Patient preference studies (PPS) are increasingly used to bring the patient voice into medicine development and evaluation. The draft ICH E22 guideline sets out general considerations and scientific principles for the use, design, conduct, analysis and submission of PPS, with the aim of supporting decision-making across the medicine lifecycle, including development, regulatory submissions, approvals and the maintenance of those approvals.
By focusing on what matters most to people living with a condition, PPS can complement other sources of evidence about outcomes and treatment impact, including (but not limited to) patient-reported outcome measures (PROMs). In practice, these studies can help clarify which benefits, risks and trade-offs are most acceptable to patients, and can inform choices in clinical study design and evidence generation in both pre- and post-marketing phases.
To read the draft and provide your input, visit: ICH E22 General considerations for patient preference studies – Scientific guideline | European Medicines Agency (EMA).
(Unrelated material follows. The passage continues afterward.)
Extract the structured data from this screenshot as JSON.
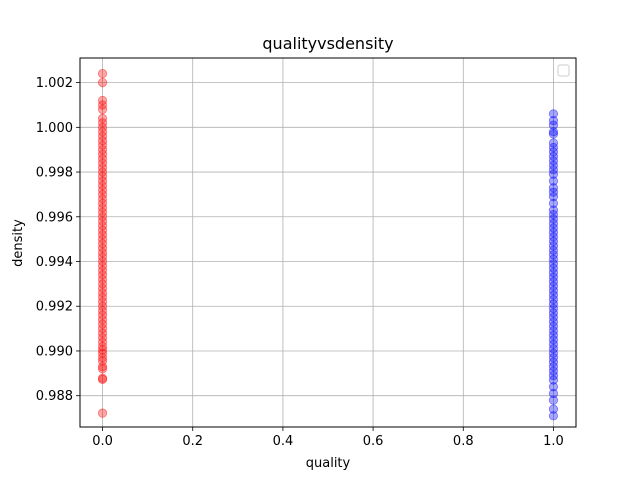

In parallel, the EMA has also consulted on its Reflection paper on patient experience data, which encourages a more systematic inclusion of data reflecting patients’ lived experience, without mediation by healthcare professionals, across medicine development and in marketing authorisation applications. The reflection paper consultation invited comments up to 31 January 2026.
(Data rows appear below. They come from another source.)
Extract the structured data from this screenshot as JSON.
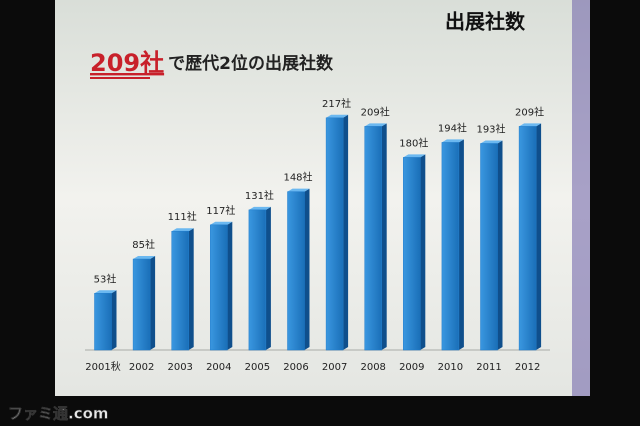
{
  "chart_data": {
    "type": "bar",
    "title": "出展社数",
    "subtitle": {
      "emphasis": "209社",
      "rest": "で歴代2位の出展社数"
    },
    "categories": [
      "2001秋",
      "2002",
      "2003",
      "2004",
      "2005",
      "2006",
      "2007",
      "2008",
      "2009",
      "2010",
      "2011",
      "2012"
    ],
    "values": [
      53,
      85,
      111,
      117,
      131,
      148,
      217,
      209,
      180,
      194,
      193,
      209
    ],
    "value_labels": [
      "53社",
      "85社",
      "111社",
      "117社",
      "131社",
      "148社",
      "217社",
      "209社",
      "180社",
      "194社",
      "193社",
      "209社"
    ],
    "color": "#1f7ccc"
  },
  "watermark": "ファミ通.com"
}
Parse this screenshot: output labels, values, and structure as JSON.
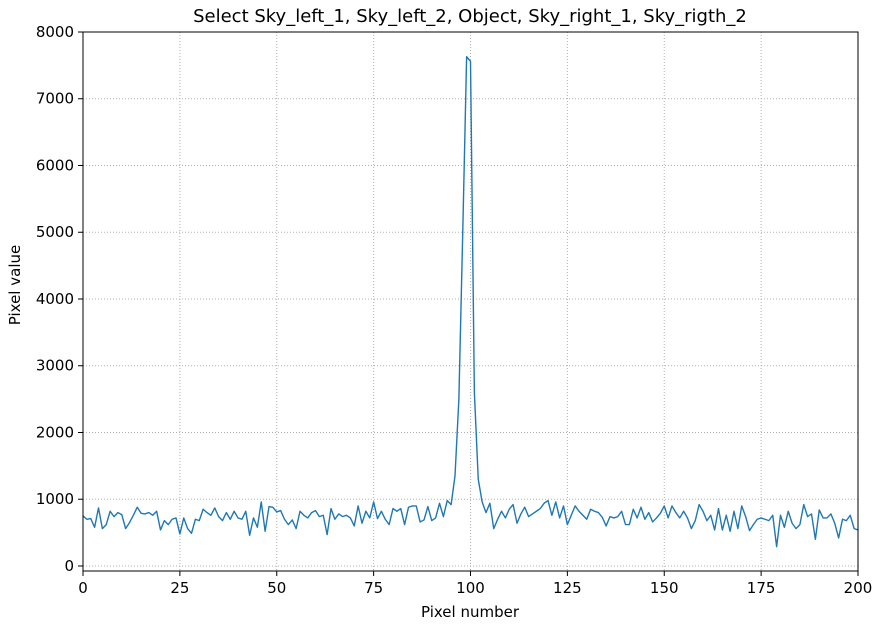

Fondazione per la Ricerca Farmacologica Gianni Benzi Onlus (Fondazione Gianni Benzi) has participated in the public consultation aimed at finalising the reflection paper, working alongside other consortia and networks including HemaFAIR and TEDDY. In its contribution, the Foundation highlighted considerations particularly relevant to paediatrics and rare diseases, including haemoglobinopathies. This included the need to explicitly acknowledge that patient experience data may rely on a combination of child- and caregiver-reported outcomes, and that validated, age-appropriate tools for paediatric patient-reported outcomes (including versions adapted for children, adolescents and young people) are needed.
The Foundation also noted that, while the importance of patient experience data is clearly articulated in the reflection paper, it would benefit from an explicit reference to chronic rare diseases, such as haemoglobinopathies, where patient experience can be relevant throughout the full disease course.